[by Howard Fencl & Thom Fladung, Hennes Communications]
Memorial Day – just last weekend – may already be a wistful memory for you. If you watched local TV news – and almost no one does on holiday weekends – you know it was dominated by stale, cliché, perennial coverage of barbeque tips, parades, gas prices and airport traffic, just like the “evergreen” stories you see every other holiday.
It’s not unusual for newsrooms to have just one street reporter for the holiday weekend day shift covering all three days, along with a couple of videographers who split the first and second shifts. Oh, and aside from news, the videographers have to cover sports, get weather beauty shots and maybe set up for live shots, making them unavailable for the length of a newscast. That doesn’t give assignment editors a lot of latitude to cover other breaking issues that are clearly newsworthy.
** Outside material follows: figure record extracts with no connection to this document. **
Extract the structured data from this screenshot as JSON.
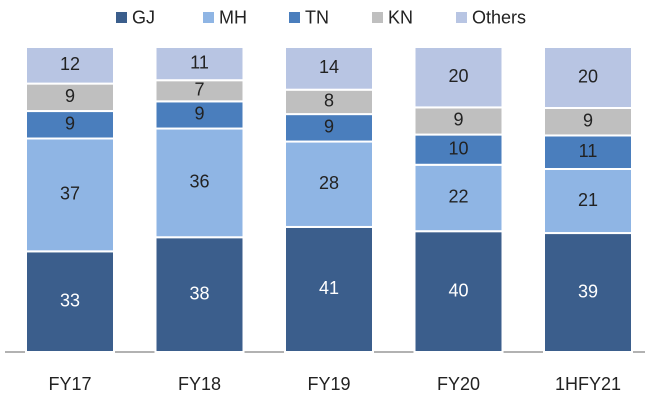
{
  "chart_data": {
    "type": "stacked_bar",
    "categories": [
      "FY17",
      "FY18",
      "FY19",
      "FY20",
      "1HFY21"
    ],
    "series": [
      {
        "name": "GJ",
        "color": "#3b5e8c",
        "values": [
          33,
          38,
          41,
          40,
          39
        ]
      },
      {
        "name": "MH",
        "color": "#8fb5e4",
        "values": [
          37,
          36,
          28,
          22,
          21
        ]
      },
      {
        "name": "TN",
        "color": "#4a7ebd",
        "values": [
          9,
          9,
          9,
          10,
          11
        ]
      },
      {
        "name": "KN",
        "color": "#bfbfbf",
        "values": [
          9,
          7,
          8,
          9,
          9
        ]
      },
      {
        "name": "Others",
        "color": "#b8c5e3",
        "values": [
          12,
          11,
          14,
          20,
          20
        ]
      }
    ],
    "legend": "top"
  }
}
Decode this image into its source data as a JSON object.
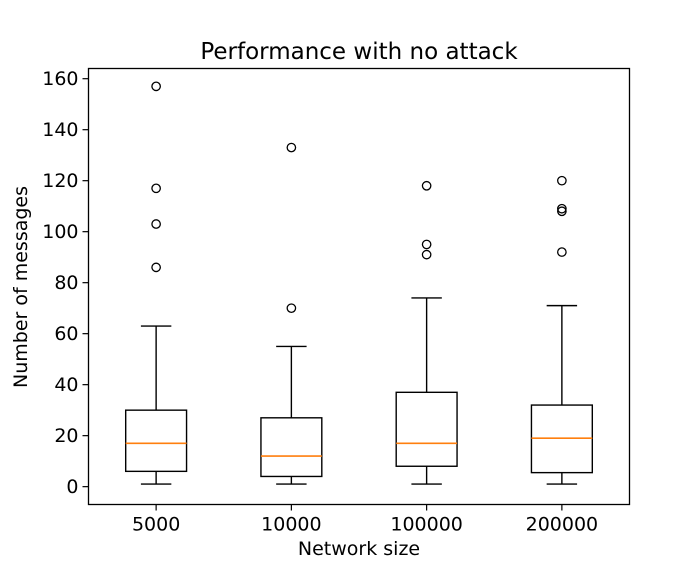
{
  "chart_data": {
    "type": "boxplot",
    "title": "Performance with no attack",
    "xlabel": "Network size",
    "ylabel": "Number of messages",
    "categories": [
      "5000",
      "10000",
      "100000",
      "200000"
    ],
    "ylim": [
      -7,
      164
    ],
    "yticks": [
      0,
      20,
      40,
      60,
      80,
      100,
      120,
      140,
      160
    ],
    "grid": false,
    "box_color": "#000000",
    "median_color": "#ff7f0e",
    "boxes": [
      {
        "category": "5000",
        "whisker_low": 1,
        "q1": 6,
        "median": 17,
        "q3": 30,
        "whisker_high": 63,
        "outliers": [
          86,
          103,
          117,
          157
        ]
      },
      {
        "category": "10000",
        "whisker_low": 1,
        "q1": 4,
        "median": 12,
        "q3": 27,
        "whisker_high": 55,
        "outliers": [
          70,
          133
        ]
      },
      {
        "category": "100000",
        "whisker_low": 1,
        "q1": 8,
        "median": 17,
        "q3": 37,
        "whisker_high": 74,
        "outliers": [
          91,
          95,
          118
        ]
      },
      {
        "category": "200000",
        "whisker_low": 1,
        "q1": 5.5,
        "median": 19,
        "q3": 32,
        "whisker_high": 71,
        "outliers": [
          92,
          108,
          109,
          120
        ]
      }
    ]
  }
}
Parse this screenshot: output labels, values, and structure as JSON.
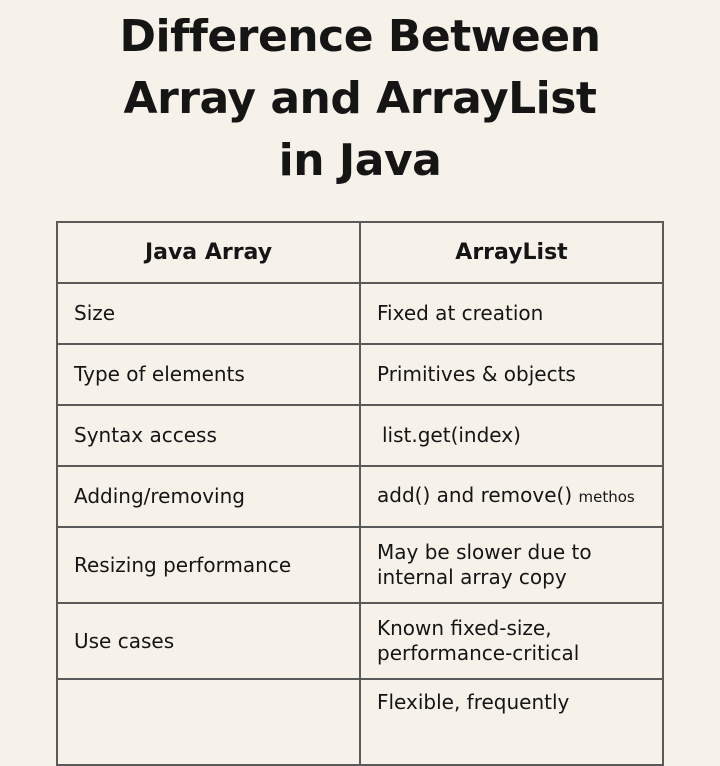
{
  "title": {
    "line1": "Difference Between",
    "line2": "Array and ArrayList",
    "line3": "in Java"
  },
  "table": {
    "headers": [
      "Java Array",
      "ArrayList"
    ],
    "rows": [
      {
        "feature": "Size",
        "arraylist": "Fixed at creation"
      },
      {
        "feature": "Type of elements",
        "arraylist": "Primitives & objects"
      },
      {
        "feature": "Syntax access",
        "arraylist": "list.get(index)"
      },
      {
        "feature": "Adding/removing",
        "arraylist": "add() and remove()",
        "arraylist_suffix": "methos"
      },
      {
        "feature": "Resizing performance",
        "arraylist": "May be slower due to",
        "arraylist_line2": "internal array copy"
      },
      {
        "feature": "Use cases",
        "arraylist": "Known fixed-size,",
        "arraylist_line2": "performance-critical"
      },
      {
        "feature": "",
        "arraylist": "Flexible, frequently"
      }
    ]
  }
}
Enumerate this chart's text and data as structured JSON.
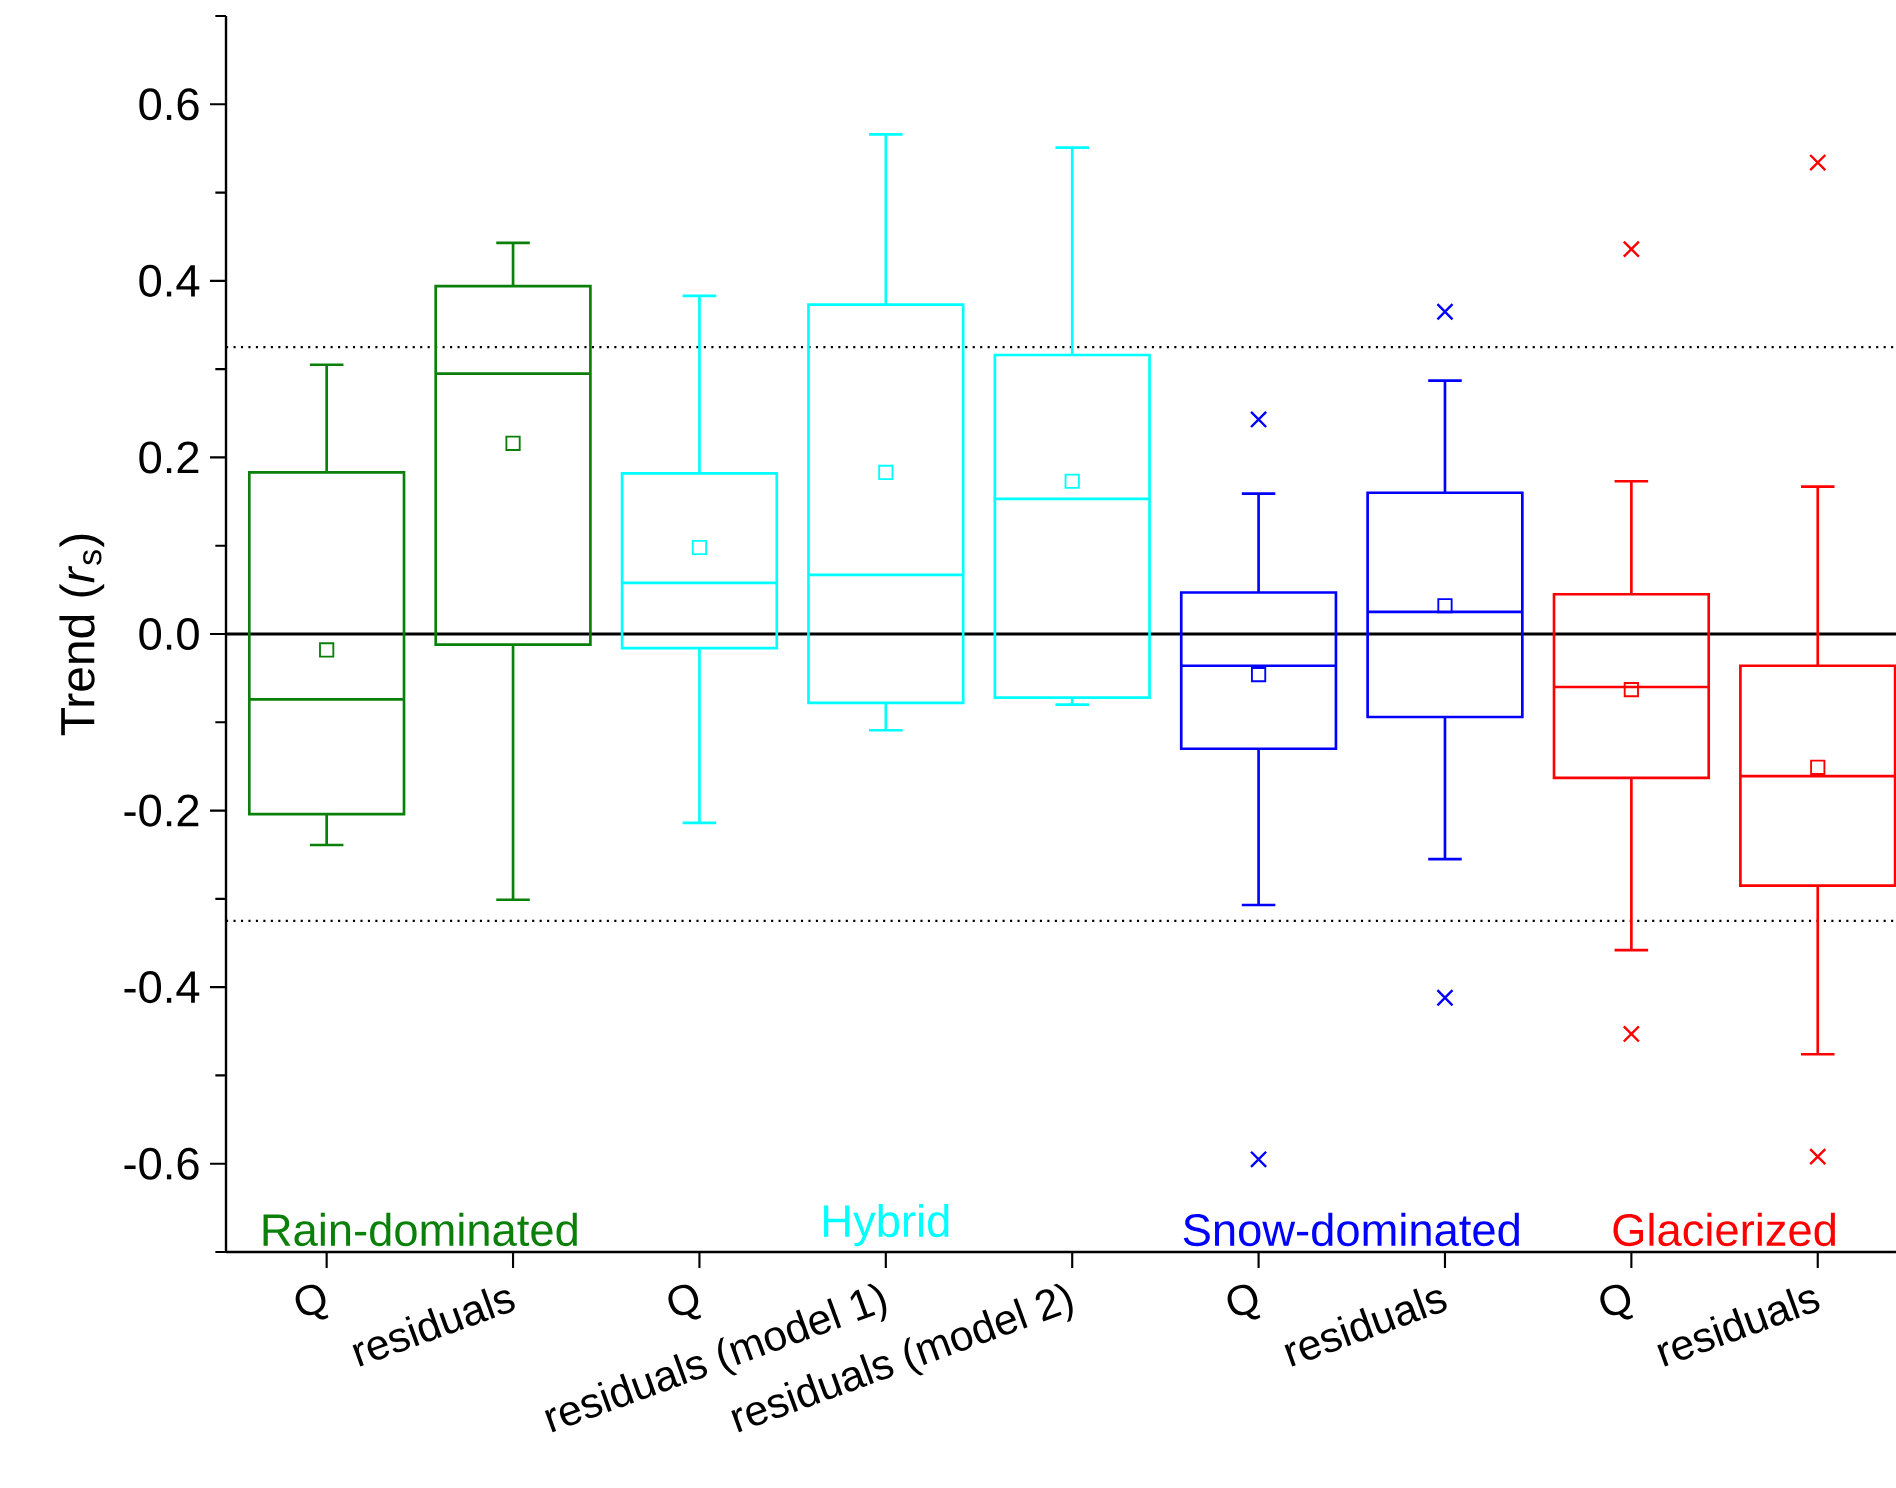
{
  "chart_data": {
    "type": "box",
    "ylabel": "Trend (*r*$_{s}$)",
    "categories": [
      "Q",
      "residuals",
      "Q",
      "residuals (model 1)",
      "residuals (model 2)",
      "Q",
      "residuals",
      "Q",
      "residuals"
    ],
    "ylim": [
      -0.7,
      0.7
    ],
    "yticks": [
      {
        "value": -0.7,
        "label": null
      },
      {
        "value": -0.6,
        "label": "-0.6"
      },
      {
        "value": -0.5,
        "label": null
      },
      {
        "value": -0.4,
        "label": "-0.4"
      },
      {
        "value": -0.3,
        "label": null
      },
      {
        "value": -0.2,
        "label": "-0.2"
      },
      {
        "value": -0.1,
        "label": null
      },
      {
        "value": 0,
        "label": "0.0"
      },
      {
        "value": 0.1,
        "label": null
      },
      {
        "value": 0.2,
        "label": "0.2"
      },
      {
        "value": 0.3,
        "label": null
      },
      {
        "value": 0.4,
        "label": "0.4"
      },
      {
        "value": 0.5,
        "label": null
      },
      {
        "value": 0.6,
        "label": "0.6"
      },
      {
        "value": 0.7,
        "label": null
      }
    ],
    "grid": false,
    "ref_lines": [
      {
        "axis": "y",
        "value": 0,
        "color": "#000000",
        "line_style": "solid"
      },
      {
        "axis": "y",
        "value": 0.325,
        "color": "#000000",
        "line_style": "dotted"
      },
      {
        "axis": "y",
        "value": -0.325,
        "color": "#000000",
        "line_style": "dotted"
      }
    ],
    "series": [
      {
        "name": "Rain-dominated",
        "color": "#0a800a",
        "boxes": [
          {
            "low": -0.239,
            "q1": -0.204,
            "median": -0.074,
            "q3": 0.183,
            "high": 0.305,
            "mean": -0.018
          },
          {
            "low": -0.301,
            "q1": -0.012,
            "median": 0.295,
            "q3": 0.394,
            "high": 0.443,
            "mean": 0.216
          },
          null,
          null,
          null,
          null,
          null,
          null,
          null
        ]
      },
      {
        "name": "Hybrid",
        "color": "#00ffff",
        "boxes": [
          null,
          null,
          {
            "low": -0.214,
            "q1": -0.016,
            "median": 0.058,
            "q3": 0.182,
            "high": 0.383,
            "mean": 0.098
          },
          {
            "low": -0.109,
            "q1": -0.078,
            "median": 0.067,
            "q3": 0.373,
            "high": 0.566,
            "mean": 0.183
          },
          {
            "low": -0.08,
            "q1": -0.072,
            "median": 0.153,
            "q3": 0.316,
            "high": 0.551,
            "mean": 0.173
          },
          null,
          null,
          null,
          null
        ]
      },
      {
        "name": "Snow-dominated",
        "color": "#0000ff",
        "marker": "cross",
        "boxes": [
          null,
          null,
          null,
          null,
          null,
          {
            "low": -0.307,
            "q1": -0.13,
            "median": -0.036,
            "q3": 0.047,
            "high": 0.159,
            "mean": -0.046,
            "outliers": [
              -0.595,
              0.243
            ]
          },
          {
            "low": -0.255,
            "q1": -0.094,
            "median": 0.025,
            "q3": 0.16,
            "high": 0.287,
            "mean": 0.032,
            "outliers": [
              -0.412,
              0.365
            ]
          },
          null,
          null
        ]
      },
      {
        "name": "Glacierized",
        "color": "#ff0000",
        "marker": "cross",
        "boxes": [
          null,
          null,
          null,
          null,
          null,
          null,
          null,
          {
            "low": -0.358,
            "q1": -0.163,
            "median": -0.06,
            "q3": 0.045,
            "high": 0.173,
            "mean": -0.063,
            "outliers": [
              -0.453,
              0.436
            ]
          },
          {
            "low": -0.476,
            "q1": -0.285,
            "median": -0.161,
            "q3": -0.036,
            "high": 0.167,
            "mean": -0.151,
            "outliers": [
              -0.592,
              0.534
            ]
          }
        ]
      }
    ]
  }
}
Like your layoff announcement. Or the fact that your board suddenly fired your CFO over raunchy late-night tweets. Or your data breach news that a hacker stole the Social Security numbers of thousands of your customers.
Many organizations, politicians and government agencies have tried to fly bad news under the media radar by releasing it at times when TV stations are least likely to cover it. It’s a sneaky tactic called “taking out the trash.” When do you send the ugly press release you hope won’t get coverage?
The same held true for the print side of news – especially for business reporters at newspapers, who became adept in the pre-Internet era at watching the fax machines closely after 5 p.m. on Fridays. At many newspapers, it became known as the “Friday night news dump.” Publicly traded businesses had the added motivation of timing bad news releases after the markets closed and just before the Security and Exchange Commission offices closed.
Indeed, the Wall Street Journal documented the phenomenon in 2012, working with Morningstar on an analysis that showed 8.5% of all 8-K filings – notifications to investors of important events – were filed after 4 p.m. Eastern on Fridays. If disclosures were submitted evenly across the SEC’s filing hours, that figure should have been 2.6%, the WSJ reported.
Taking out the trash in this manner had the added feature of the organization’s spokespersons then being out of the office and unavailable to comment about the bad news. The common joke among journalists was that CEOs hit “send” on the fax button – or ordered it to be hit – and then sprinted to their cars to start the weekend.
It’s an approach we never recommend. It’s a serious reputation risk, and it’s a tactic that’s getting tougher to pull off. Remember, TV is no longer linear, delivering programming on an established broadcast schedule solely over-the-air. And newspapers aren’t hostage to when the presses run. Your bad news may not fit into a station’s 6 p.m. broadcast or make a newspaper’s print deadline, but you can be sure a web editor will post your release verbatim on the media outlet’s website. It’ll also find its way to the news outlet’s social media platforms, where it will likely be shared by readers. If there are enough clicks, TV and print newsrooms will assign reporters to cover your news once the long holiday weekend is over, the ratings period ends or their personnel crunch eases up after covering a major news event.
In addition, social media sharing now carries the greater risk of your employees or other stakeholders learning of the news on Facebook or Twitter rather than from you. That’s one of the primary missteps that puts reputations at risk on social media.
Let me assure you that every newsroom ALWAYS has a reporter keeping an eagle eye out for this sneaky tactic. They’re the ones who sit in daily editorial meetings and ask: “What are we missing because of the holiday weekend? What are we missing because of all the stuff we’re already covering?”
As painful as it seems, when you have bad news to report, it’s best to just rip the Band-Aid off. Tell the truth. Tell it all. Tell it first and tell it fast. The result may be a one day news story that goes away when the media is on to the next big story.